When father had written his sermon he resumed work on an unfinished
volume of historical sketches which he prepared for future
publication.
Meantime mother, who was busy with a pleasanter task was
correspondingly cheerful. She altered father's "Prince Albert" into a
stately full-dress coat, ripping up its waist-seams, and pinned back
the skirts of the coat into the proper claw-hammer shape.
Then she took that other garment which goes with the long waistcoat
and the full-dress coat of a courtier's suit, in hand.

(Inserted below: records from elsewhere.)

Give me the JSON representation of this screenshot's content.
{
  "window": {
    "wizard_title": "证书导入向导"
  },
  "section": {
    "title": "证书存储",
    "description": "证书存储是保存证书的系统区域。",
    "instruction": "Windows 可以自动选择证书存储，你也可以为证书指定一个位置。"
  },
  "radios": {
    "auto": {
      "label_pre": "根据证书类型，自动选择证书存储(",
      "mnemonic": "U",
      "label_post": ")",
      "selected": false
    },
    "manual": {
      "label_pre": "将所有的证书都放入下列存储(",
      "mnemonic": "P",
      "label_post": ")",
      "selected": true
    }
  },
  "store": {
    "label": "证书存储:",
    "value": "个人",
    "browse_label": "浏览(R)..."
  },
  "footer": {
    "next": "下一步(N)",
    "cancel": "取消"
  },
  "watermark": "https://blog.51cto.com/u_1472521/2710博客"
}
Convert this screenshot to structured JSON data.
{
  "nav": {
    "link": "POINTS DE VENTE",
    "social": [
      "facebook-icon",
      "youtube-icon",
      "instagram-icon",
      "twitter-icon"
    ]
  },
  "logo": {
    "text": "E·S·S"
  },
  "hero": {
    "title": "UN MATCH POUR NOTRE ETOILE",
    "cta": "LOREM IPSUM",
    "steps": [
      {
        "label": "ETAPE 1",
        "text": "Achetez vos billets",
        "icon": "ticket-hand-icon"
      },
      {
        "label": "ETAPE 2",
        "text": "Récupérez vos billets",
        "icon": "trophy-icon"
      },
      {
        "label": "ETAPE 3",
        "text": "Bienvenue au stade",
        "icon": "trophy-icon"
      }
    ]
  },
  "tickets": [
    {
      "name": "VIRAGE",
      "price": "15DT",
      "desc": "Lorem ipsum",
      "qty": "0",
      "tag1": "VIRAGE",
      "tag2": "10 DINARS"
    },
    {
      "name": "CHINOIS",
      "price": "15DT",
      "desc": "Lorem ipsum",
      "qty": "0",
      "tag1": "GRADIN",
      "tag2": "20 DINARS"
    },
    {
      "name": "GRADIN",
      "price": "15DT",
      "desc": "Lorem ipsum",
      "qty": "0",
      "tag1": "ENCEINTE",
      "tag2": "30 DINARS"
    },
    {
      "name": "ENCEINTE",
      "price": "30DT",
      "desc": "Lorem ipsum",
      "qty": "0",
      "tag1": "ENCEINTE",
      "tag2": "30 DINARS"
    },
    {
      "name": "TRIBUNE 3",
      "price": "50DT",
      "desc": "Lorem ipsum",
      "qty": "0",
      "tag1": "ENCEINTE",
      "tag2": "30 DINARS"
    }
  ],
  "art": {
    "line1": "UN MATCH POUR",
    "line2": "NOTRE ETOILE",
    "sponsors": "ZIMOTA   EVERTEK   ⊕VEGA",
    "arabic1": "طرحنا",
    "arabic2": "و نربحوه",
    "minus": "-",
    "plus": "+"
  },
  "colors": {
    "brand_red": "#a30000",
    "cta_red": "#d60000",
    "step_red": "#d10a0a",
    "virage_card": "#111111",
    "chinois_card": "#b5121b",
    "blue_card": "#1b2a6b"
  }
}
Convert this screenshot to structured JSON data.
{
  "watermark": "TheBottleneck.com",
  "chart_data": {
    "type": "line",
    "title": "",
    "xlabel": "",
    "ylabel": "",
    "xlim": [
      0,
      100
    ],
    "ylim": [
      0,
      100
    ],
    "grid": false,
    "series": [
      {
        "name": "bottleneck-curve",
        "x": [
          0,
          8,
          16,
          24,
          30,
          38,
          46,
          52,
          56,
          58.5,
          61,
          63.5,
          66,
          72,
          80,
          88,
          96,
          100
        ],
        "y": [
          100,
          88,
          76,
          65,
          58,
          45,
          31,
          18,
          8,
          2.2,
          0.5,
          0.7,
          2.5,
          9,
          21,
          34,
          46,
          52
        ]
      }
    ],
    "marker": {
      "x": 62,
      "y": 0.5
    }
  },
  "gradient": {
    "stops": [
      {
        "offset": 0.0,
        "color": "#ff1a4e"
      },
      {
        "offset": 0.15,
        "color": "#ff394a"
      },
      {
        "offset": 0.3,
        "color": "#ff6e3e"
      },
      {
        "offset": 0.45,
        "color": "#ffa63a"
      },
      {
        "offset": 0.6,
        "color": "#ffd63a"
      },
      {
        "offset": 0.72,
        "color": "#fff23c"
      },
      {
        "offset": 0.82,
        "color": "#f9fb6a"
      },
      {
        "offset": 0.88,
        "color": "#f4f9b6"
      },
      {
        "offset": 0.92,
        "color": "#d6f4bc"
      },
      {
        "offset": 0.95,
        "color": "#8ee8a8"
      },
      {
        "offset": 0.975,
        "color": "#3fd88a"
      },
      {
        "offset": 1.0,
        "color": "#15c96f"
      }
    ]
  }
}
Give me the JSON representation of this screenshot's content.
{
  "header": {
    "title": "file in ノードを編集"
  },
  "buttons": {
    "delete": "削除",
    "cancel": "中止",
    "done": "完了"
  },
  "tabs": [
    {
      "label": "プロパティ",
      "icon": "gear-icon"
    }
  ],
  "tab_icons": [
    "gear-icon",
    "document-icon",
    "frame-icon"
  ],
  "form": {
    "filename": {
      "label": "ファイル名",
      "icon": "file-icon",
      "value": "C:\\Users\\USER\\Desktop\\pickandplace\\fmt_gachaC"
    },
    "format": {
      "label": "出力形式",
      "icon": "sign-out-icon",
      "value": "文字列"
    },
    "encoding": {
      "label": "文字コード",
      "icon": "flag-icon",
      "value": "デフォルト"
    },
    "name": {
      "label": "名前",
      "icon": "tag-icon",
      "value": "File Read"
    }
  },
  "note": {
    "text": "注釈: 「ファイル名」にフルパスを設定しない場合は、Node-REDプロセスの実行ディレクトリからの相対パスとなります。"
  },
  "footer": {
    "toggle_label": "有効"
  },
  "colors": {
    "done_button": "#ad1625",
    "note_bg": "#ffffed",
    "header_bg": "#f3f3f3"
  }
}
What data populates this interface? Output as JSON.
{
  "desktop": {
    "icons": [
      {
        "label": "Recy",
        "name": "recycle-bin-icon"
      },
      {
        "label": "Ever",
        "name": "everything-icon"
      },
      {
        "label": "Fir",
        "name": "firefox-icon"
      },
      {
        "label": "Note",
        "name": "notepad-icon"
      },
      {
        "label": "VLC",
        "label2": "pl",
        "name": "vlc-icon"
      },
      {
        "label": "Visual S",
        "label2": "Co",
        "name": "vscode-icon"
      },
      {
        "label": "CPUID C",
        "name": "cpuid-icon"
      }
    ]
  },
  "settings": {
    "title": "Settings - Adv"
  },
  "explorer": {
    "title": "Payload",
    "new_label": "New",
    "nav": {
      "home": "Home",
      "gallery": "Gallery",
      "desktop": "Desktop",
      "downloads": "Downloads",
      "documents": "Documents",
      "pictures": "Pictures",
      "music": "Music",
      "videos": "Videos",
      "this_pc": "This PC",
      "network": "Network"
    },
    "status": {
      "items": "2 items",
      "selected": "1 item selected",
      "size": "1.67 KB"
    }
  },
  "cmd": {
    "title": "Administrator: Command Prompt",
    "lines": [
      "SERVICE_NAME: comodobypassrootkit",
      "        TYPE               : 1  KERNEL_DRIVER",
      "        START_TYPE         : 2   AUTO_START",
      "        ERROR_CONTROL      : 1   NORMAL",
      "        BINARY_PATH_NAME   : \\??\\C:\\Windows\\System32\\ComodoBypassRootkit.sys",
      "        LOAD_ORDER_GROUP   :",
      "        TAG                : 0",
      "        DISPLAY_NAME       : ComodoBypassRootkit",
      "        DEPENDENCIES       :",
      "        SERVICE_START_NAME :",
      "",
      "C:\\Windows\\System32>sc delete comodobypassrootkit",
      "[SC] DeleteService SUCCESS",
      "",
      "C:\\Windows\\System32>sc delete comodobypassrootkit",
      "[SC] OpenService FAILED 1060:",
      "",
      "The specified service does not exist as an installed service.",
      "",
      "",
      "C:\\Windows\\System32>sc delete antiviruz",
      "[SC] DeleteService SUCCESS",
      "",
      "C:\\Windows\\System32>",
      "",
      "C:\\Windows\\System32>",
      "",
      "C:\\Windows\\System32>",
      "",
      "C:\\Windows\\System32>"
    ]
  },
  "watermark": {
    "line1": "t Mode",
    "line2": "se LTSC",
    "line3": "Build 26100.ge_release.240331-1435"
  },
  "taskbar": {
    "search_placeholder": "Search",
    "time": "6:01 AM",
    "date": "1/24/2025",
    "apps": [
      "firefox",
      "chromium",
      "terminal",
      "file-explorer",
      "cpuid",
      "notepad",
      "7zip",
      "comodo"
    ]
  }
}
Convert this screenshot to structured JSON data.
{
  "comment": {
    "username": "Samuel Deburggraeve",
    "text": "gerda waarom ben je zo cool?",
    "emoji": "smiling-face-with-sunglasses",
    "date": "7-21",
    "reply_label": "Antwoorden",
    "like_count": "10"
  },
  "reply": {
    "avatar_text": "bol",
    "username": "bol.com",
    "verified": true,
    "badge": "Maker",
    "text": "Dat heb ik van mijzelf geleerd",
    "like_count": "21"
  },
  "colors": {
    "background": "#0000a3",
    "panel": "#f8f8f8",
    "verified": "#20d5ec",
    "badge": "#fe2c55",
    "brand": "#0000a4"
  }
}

This article had not been mentioned before by anyone, as there was a
goodly supply of it known to be in mother's wardrobe. Deftly cutting
the lace away, a few inches above the knees she placed some
mother-of-pearl buttons and bows of ribbons and with few stitches
fashioned a beautiful pair of courtier's small clothes, or
knickerbockers, for father's use.
Father had begun a description of the battle of Waterloo, for nothing
so touched a responsive chord in his mind as the recording of a most
fearful catastrophe, the direst calamity known to history, nor served
as well to alleviate by comparison his mind's distress and
mortification.
Just as he wrote the sentence, "Alas for Napoleon, here set his lucky
star; not only was his misfortune repeated, but also his final
downfall accomplished when Blucher's tardy cavalry appeared on the
field, turning the tide of battle in favor of the British"--in came
mother with happy, triumphant laughter, unfolding and flaunting to
the breeze the so anxiously wished-for full-dress suit.